Why is geology/mineralogy exempt from good and inspirational exhibit design? There’s problems with every aspect of the process. Exhibit designers generally know nothing about the geosciences, have bad memories of it from college, and oooooooo did someone say dinosaur? Anything that might appeal to an audience over the age of 12 is very difficult for an exhibit designer to cope with, not because of their intelligence or lack thereof, but because that is the demographic for which they have spent their careers designing.  Anything that might involve math, chemistry or other hard sciences is generally anathema to an exhibit designer/developer.  Geology and mineralogy, on the other hand, incorporate math, chemistry, physics, and all the other hard sciences. The geosciences are excellent gateways to the other hard sciences, and that’s where the exhibit development lies.

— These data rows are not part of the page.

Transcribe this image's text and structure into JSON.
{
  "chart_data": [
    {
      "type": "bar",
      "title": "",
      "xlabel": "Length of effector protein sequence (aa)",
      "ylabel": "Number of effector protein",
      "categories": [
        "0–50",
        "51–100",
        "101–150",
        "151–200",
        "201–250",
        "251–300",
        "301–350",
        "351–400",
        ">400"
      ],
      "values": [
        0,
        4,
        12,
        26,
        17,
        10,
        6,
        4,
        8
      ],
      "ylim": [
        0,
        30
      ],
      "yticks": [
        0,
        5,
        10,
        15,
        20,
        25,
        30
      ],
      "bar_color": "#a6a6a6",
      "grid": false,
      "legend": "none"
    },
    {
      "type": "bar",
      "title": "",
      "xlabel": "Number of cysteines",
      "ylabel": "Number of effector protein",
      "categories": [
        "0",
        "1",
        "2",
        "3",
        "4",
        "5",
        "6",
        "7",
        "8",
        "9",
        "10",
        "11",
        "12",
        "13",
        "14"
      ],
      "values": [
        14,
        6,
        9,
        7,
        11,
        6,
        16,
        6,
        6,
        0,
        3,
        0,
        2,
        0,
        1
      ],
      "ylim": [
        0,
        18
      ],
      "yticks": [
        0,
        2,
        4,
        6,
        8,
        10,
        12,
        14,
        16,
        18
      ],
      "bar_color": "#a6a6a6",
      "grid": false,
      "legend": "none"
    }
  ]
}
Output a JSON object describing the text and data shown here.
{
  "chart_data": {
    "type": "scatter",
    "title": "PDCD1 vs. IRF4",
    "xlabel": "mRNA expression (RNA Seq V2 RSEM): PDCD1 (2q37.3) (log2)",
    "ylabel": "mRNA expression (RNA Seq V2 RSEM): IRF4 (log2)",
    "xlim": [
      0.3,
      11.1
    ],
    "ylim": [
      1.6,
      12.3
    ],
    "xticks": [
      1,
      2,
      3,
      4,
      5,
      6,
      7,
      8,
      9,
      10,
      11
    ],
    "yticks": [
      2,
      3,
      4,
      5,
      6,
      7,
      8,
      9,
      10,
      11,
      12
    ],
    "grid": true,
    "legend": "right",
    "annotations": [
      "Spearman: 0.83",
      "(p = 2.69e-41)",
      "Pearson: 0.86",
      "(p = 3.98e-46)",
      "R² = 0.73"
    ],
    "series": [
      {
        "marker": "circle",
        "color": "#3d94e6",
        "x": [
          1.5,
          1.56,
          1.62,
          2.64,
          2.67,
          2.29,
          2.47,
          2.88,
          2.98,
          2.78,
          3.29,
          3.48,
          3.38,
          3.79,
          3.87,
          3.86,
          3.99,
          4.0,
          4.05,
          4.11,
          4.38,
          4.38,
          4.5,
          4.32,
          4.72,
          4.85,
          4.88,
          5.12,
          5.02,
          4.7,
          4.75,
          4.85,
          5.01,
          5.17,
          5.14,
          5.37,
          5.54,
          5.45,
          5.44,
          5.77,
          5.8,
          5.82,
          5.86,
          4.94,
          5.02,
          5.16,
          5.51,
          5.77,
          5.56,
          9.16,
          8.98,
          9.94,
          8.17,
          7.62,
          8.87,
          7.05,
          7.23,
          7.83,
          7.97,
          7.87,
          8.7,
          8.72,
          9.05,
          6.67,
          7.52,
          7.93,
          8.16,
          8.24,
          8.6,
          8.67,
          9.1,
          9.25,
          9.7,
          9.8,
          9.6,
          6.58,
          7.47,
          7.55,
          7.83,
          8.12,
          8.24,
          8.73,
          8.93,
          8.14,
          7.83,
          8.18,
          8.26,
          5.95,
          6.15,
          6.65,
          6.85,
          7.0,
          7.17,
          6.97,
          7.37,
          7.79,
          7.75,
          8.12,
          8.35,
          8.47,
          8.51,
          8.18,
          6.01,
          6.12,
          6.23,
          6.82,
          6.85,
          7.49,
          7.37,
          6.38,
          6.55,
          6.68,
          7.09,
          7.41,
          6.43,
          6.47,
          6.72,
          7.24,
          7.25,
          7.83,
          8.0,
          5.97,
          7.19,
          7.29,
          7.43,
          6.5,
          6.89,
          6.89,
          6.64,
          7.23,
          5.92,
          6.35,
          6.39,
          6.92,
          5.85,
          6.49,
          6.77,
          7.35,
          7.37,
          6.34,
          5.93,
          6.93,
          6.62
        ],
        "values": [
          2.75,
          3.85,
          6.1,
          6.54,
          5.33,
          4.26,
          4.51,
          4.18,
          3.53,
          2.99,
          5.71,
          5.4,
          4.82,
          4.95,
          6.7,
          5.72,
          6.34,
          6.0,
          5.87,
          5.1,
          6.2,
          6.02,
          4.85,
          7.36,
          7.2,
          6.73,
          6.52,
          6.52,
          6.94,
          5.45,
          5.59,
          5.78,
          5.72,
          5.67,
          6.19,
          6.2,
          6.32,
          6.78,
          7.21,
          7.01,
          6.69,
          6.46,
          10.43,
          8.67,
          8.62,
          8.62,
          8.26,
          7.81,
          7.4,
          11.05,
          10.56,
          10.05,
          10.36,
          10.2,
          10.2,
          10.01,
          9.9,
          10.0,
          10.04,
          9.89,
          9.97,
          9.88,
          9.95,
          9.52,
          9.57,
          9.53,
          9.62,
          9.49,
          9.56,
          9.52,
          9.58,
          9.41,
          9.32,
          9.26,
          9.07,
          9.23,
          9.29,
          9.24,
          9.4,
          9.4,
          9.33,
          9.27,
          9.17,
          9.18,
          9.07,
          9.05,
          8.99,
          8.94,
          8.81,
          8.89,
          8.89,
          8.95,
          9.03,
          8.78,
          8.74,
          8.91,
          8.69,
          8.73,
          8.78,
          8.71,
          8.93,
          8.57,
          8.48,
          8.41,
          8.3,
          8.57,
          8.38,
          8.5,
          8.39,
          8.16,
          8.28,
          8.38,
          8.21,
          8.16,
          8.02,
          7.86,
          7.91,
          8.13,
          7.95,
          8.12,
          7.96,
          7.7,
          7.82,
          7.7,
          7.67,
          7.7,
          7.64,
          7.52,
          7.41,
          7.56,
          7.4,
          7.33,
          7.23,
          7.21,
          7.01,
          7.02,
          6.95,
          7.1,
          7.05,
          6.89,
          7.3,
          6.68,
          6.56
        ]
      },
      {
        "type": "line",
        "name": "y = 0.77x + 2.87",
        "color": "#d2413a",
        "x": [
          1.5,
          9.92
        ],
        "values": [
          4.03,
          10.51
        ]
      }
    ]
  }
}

Part of the reason for stagnant exhibit design is that our friends are bad influences. Mineral museums, in their present format, tend to be dependent on collectors, who want nothing more than to see their precious collection displayed in the pretty-rocks-on-a-velvet-pillow format. Space could be devoted to the stories the mineral represent, but the space required for that is crowded out by the need to cram in more minerals. Another part of the reason is money. Static exhibits are cheap to build and cost little to maintain. There aren’t many sources of funding for geology museums, and most businesses want to purchase something favorable to themselves. We need some different friends.

In addition, the pretty-rocks-on-a-pillow display is hallowed by time and practice. It’s what a lot of rockhounds and collectors genuinely want and expect. I ran into this attitude when I took my current job. I was happy that geology was spread out in the Museum, incorporated in all the different places where it was applicable to the story being told. Rockhounds were furious that we didn’t have a separate Hall o’ Pretty Minerals On A Pillow. A lot of them still haven’t gotten over it, even after I wrangled a major donation of new minerals and got them on display.  From this I learned that novelty is not always desirable; if it were, bluegrass, baseball, and classical music would be dead as doornails.  But rockhounds are not only audience that we need to serve. There are much larger populations that need an introduction to what we have.

There are possibilities of salvation. Robert Hazen’s new way of looking at mineral/biological co-evolution with time provides a new and interesting framework for a mineral museum. Mineralogy can be successfully integrated with the other sciences as it was in our Museum. The rocks are an essential part of every science story on this planet.

Until then, mineral museums disappoint me on a regular basis. Yeah, that’s another pretty rock, all right.